The Sudden Health of Jake Zokan – RHP – High-A Bakersfield Blaze

Typically you take any 25-year-old's performance in the Cal League with a massive grain of salt, but Jake Zokan's case is a little different. Zokan has struggled with injuries since pretty much the moment he was drafted in the ninth round out of College of Charleston back in 2013. He flashed dominance on the mound in between DL trips, but they always came in such small sample sizes that it was difficult to put much stock in the guy at all.

Since coming off of the DL on May 21st and switching over to a full-time reliever, Zokan has been brilliant. In 31.0 IP, he's posted a 0.29 ERA and a 1.60 FIP with an 18.50 K/BB ratio. The switch to the bullpen should help him stay healthy in the future, giving him a very real chance to get himself back on the radar again.


Edwin Diaz – RHP – Seattle Mariners

Anything I say about Diaz will pale in comparison to everything Kate said yesterday. When Diaz was converted to a reliever early in the year, he was expected to be a solid bullpen arm for the Mariners fairly soon. What we didn't expect was that he'd come up and set the whole damn world on fire and watch it burn with unshakeable confidence. Diaz could struggle eventually, but at the moment he's an unstoppable force plowing through immovable objects.

44 strikeouts in 21.2 IP. My goodness.


Guillermo Heredia – OF – Triple-A Tacoma Rainiers

There were a lot of unknowns surrounding Heredia when the Mariners inked him to a contract around the start of Spring Training. Scouts seemed to agree he was close to being MLB ready, with the only major area of concern being his bat. Heredia hadn't played organized baseball in close to two years; his last full season came in 2013, when he hit .255/.376/.349 with Matanzas in the Cuban National Series.

Because of all this, it was particularly surprising when he went down to Jackson and proceeded to rake, slashing .293/.405/.376 with a 13.8% walk-rate and and a 12.3% k-rate in 260 PA. His performance earned him a promotion to Tacoma, where he's perfectly mimicked his 132 wRC+ with a little extra pop (.350/.395/.476).

At the beginning of the year, Heredia appeared to be a fourth outfielder at best. Now, he's starting to shape into a player you'd be perfectly content with trotting out on a daily basis, perhaps in the very near future.


Dylan Unsworth – RHP – Double-A Jackson Generals

I hesitated to include Unsworth here because injuries have rendered his big start to 2016 a small sample, but tossing out extra recognition never hurt anyone. Unsworth has been in the system so long that it's easy to forget he's still just 23-years-old, but a big performance in WBC qualifiers had him picking up steam heading into the season. Pitching for South Africa during a qualifying game in early February, Unsworth tossed eight innings of two-hit baseball after flirting with a no-hitter for awhile in a 7-1 victory over New Zealand.

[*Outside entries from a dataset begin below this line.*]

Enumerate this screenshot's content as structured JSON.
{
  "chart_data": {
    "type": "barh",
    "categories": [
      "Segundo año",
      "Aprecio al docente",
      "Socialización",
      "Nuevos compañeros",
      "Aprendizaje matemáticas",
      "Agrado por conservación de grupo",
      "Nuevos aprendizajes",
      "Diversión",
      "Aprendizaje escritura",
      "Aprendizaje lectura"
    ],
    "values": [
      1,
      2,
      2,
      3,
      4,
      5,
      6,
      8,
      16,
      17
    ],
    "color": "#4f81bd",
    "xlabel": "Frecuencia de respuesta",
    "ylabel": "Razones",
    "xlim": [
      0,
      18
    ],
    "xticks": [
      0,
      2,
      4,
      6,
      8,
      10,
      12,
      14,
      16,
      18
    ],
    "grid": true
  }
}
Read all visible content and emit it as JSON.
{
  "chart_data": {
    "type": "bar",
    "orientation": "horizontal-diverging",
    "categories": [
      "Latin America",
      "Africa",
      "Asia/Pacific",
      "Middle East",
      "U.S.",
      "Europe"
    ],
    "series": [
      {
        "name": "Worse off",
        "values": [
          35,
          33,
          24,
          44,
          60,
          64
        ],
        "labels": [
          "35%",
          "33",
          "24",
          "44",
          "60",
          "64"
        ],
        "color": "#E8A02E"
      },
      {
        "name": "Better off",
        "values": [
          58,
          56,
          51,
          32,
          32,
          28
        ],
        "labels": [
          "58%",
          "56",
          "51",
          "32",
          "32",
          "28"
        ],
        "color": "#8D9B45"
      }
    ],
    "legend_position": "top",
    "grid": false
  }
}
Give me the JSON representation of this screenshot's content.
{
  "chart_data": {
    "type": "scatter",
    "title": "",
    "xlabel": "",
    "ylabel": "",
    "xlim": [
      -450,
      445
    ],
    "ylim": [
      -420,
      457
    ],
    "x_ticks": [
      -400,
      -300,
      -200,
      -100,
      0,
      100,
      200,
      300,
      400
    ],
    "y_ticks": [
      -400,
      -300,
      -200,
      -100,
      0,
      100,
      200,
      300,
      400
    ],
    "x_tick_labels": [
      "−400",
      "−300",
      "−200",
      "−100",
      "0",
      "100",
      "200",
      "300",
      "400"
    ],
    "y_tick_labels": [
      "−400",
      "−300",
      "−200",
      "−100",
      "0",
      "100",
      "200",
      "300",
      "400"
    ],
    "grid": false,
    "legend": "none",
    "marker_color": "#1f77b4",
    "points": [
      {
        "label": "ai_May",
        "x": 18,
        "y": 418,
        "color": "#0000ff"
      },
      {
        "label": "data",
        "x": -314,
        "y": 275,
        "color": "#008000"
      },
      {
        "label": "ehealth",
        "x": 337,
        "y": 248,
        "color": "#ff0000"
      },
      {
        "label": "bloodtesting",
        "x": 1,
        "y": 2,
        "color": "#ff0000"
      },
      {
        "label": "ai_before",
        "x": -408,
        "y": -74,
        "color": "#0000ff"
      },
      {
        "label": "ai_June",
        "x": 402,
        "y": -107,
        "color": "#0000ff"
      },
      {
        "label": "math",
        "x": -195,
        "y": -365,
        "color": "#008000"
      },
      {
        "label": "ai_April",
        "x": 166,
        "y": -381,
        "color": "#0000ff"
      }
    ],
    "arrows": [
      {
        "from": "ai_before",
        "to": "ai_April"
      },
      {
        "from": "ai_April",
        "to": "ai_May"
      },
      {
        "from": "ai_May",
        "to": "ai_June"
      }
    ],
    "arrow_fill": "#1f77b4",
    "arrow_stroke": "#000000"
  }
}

Unsworth carried that momentum with him to Jackson, where he posted a 1.16 ERA and 2.95 FIP in 46.2 IP before a leg injury sidelined him. He still doesn't possess a plus pitch or anything that suggests he'll be anything more than a back of the rotation starter at best, but his improved command and ability to pound the strike zone has him looking like more of a lock to eventually reach the big leagues.

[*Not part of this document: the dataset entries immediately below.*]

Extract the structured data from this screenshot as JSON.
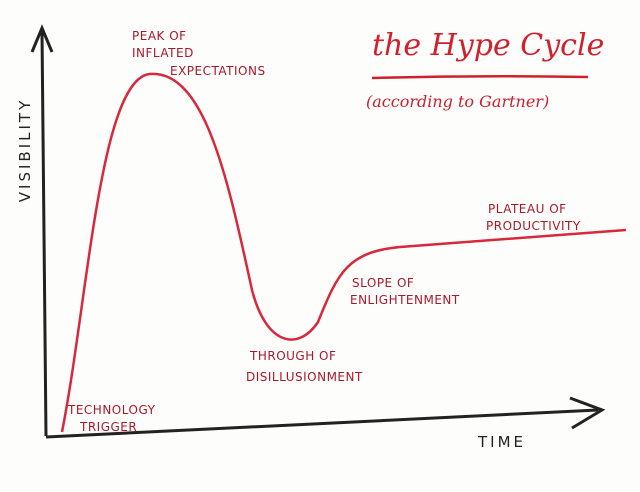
{
  "title": "the Hype Cycle",
  "subtitle": "(according to Gartner)",
  "axes": {
    "y_label": "VISIBILITY",
    "x_label": "TIME"
  },
  "phases": [
    {
      "lines": [
        "PEAK OF",
        "INFLATED",
        "EXPECTATIONS"
      ]
    },
    {
      "lines": [
        "PLATEAU OF",
        "PRODUCTIVITY"
      ]
    },
    {
      "lines": [
        "SLOPE OF",
        "ENLIGHTENMENT"
      ]
    },
    {
      "lines": [
        "THROUGH OF",
        "DISILLUSIONMENT"
      ]
    },
    {
      "lines": [
        "TECHNOLOGY",
        "TRIGGER"
      ]
    }
  ]
}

These aren't all the players who've boosted their stock, obviously. I wrestled with the idea of including guys like Tyler O'Neill, Jordan Cowan, and Dan Altavilla, but decided against it for various reasons. Every minor league system has an endless array of players and I'm sure there are a few whose surprising performances have stuck out to others far more than they've stuck out to me. Regardless, the farm system is fun again, and I feel like there are quite a few more players to lend your attention to this season than there were last year.